O desembargador Francisco Shintake, da 7ª Câmara de Direito Público do Tribunal de Justiça, que deferiu o pedido para que a liminar fosse derrubada, concordou com o argumento do governo sobre o risco dos alunos com o atraso na entrega no material didático. A decisão, tomada na sexta-feira (26), não analisa o mérito das alegações da Plural no processo judicial sobre a licitação.
O conteúdo desses livros didáticos é elaborado pela Secretaria da Educação, a partir do Currículo Paulista, e se relaciona ao material digital utilizado nas aulas.
A licitação para a impressão dos livros do governo teve três lotes. O primeiro foi esse contestado judicialmente, de R$ 220 milhões, e há ainda o segundo, de quase R$ 163 milhões, e o terceiro, de R$ 128 milhões. No total, serão mais de R$ 511 milhões, para a impressão de 54,8 milhões de exemplares.
A Littere é de Fortaleza, no Ceará, e a Plural fica em Santana do Parnaíba, na Grande São Paulo -até janeiro de 2022, tinha participação acionária do Grupo Folha, mas essa participação foi vendida.
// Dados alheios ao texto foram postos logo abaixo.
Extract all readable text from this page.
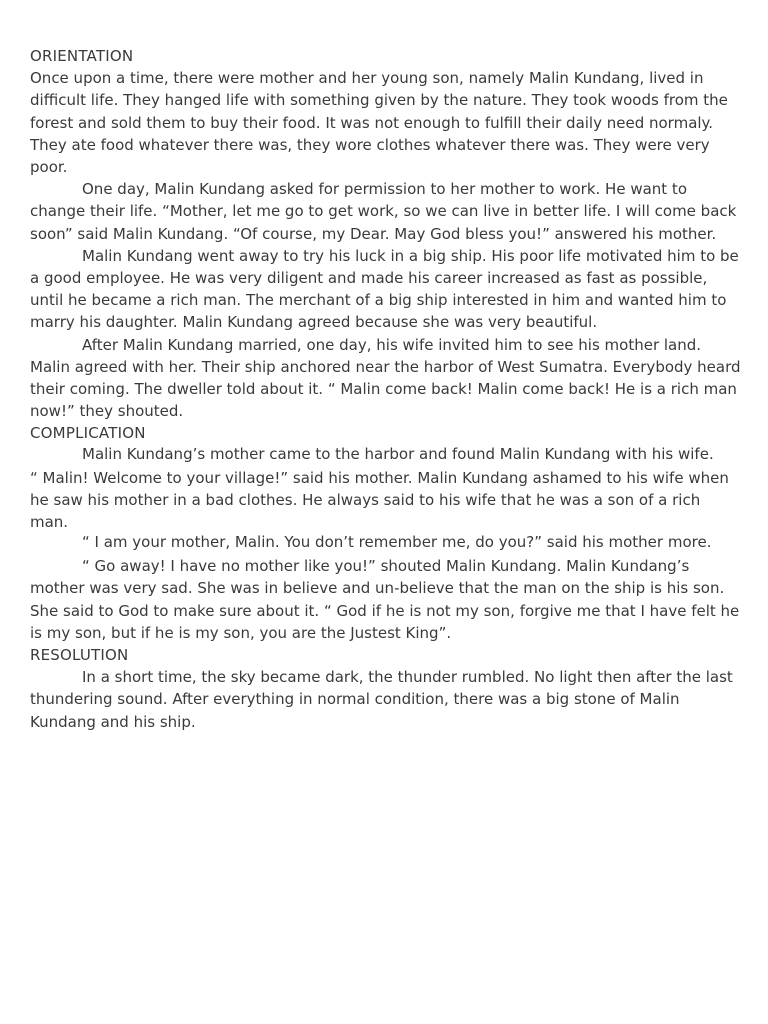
ORIENTATION

Once upon a time, there were mother and her young son, namely Malin Kundang, lived in difficult life. They hanged life with something given by the nature. They took woods from the forest and sold them to buy their food. It was not enough to fulfill their daily need normaly. They ate food whatever there was, they wore clothes whatever there was. They were very poor.

One day, Malin Kundang asked for permission to her mother to work. He want to change their life. “Mother, let me go to get work, so we can live in better life. I will come back soon” said Malin Kundang. “Of course, my Dear. May God bless you!” answered his mother.

Malin Kundang went away to try his luck in a big ship. His poor life motivated him to be a good employee. He was very diligent and made his career increased as fast as possible, until he became a rich man. The merchant of a big ship interested in him and wanted him to marry his daughter. Malin Kundang agreed because she was very beautiful.

After Malin Kundang married, one day, his wife invited him to see his mother land. Malin agreed with her. Their ship anchored near the harbor of West Sumatra. Everybody heard their coming. The dweller told about it. “ Malin come back! Malin come back! He is a rich man now!” they shouted.

COMPLICATION

Malin Kundang’s mother came to the harbor and found Malin Kundang with his wife.

“ Malin! Welcome to your village!” said his mother. Malin Kundang ashamed to his wife when he saw his mother in a bad clothes. He always said to his wife that he was a son of a rich man.

“ I am your mother, Malin. You don’t remember me, do you?” said his mother more.

“ Go away! I have no mother like you!” shouted Malin Kundang. Malin Kundang’s mother was very sad. She was in believe and un-believe that the man on the ship is his son. She said to God to make sure about it. “ God if he is not my son, forgive me that I have felt he is my son, but if he is my son, you are the Justest King”.

RESOLUTION

In a short time, the sky became dark, the thunder rumbled. No light then after the last thundering sound. After everything in normal condition, there was a big stone of Malin Kundang and his ship.
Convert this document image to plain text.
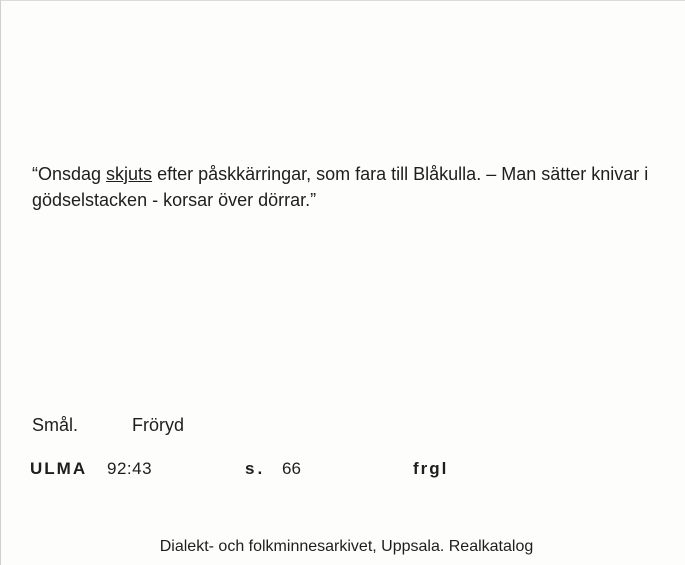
“Onsdag skjuts efter påskkärringar, som fara till Blåkulla. – Man sätter knivar i gödselstacken - korsar över dörrar.”

Smål.	Fröryd
ULMA 92:43	s. 66	frgl
Dialekt- och folkminnesarkivet, Uppsala. Realkatalog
Em nota, na sexta-feira, a Littere negou as acusações a afirmou que já imprimiu os exemplares. “Todos os documentos apresentados pela Littere são legítimos e correspondem aos originais”, afirmou. “Cabe ressaltar que a análise sobre a veracidade de toda documentação apresentada em qualquer processo licitatório é de competência do órgão licitador, e não de um concorrente derrotado”, completou.
Disse que sua capacidade técnica “foi devidamente comprovada, tanto que se consagrou vencedora”. “O edital é rigoroso na comprovação da capacidade técnica e todos os documentos apresentados foram rigorosamente analisados pela comissão de licitação.”
A nota da Secretaria de Educação sobre o caso, na íntegra, foi a seguinte:
“A Secretaria da Educação do Estado de São Paulo acionou a Controladoria Geral do Estado (CGE) e instaurou uma sindicância para apurar os fatos relativos à licitação. Os servidores envolvidos no certame foram afastados preventivamente. A medida não impacta as atividades acadêmicas dos estudantes, que receberam o material didático para o primeiro semestre do ano letivo antes do início das aulas. Demais materiais estão sendo entregues conforme o cronograma previsto.
Lançada em dezembro de 2023, a licitação para a impressão de livros didáticos contou com a participação de quatro empresas e tinha um valor de referência de R$ 273,4 milhões.
A empresa vencedora apresentou uma proposta de R$ 220,1 milhões, com um desconto de R$ 60 milhões em relação à segunda colocada.
Durante o processo de homologação, a vencedora do certame entregou documentos fora do prazo, sendo desclassificada erroneamente antes que pudesse recorrer da medida. Após essa constatação e a comprovação da capacidade técnica para a execução do serviço, a empresa foi reclassificada e homologada. Até o momento, a Seduc não foi notificada sobre qualquer decisão judicial sobre o caso.”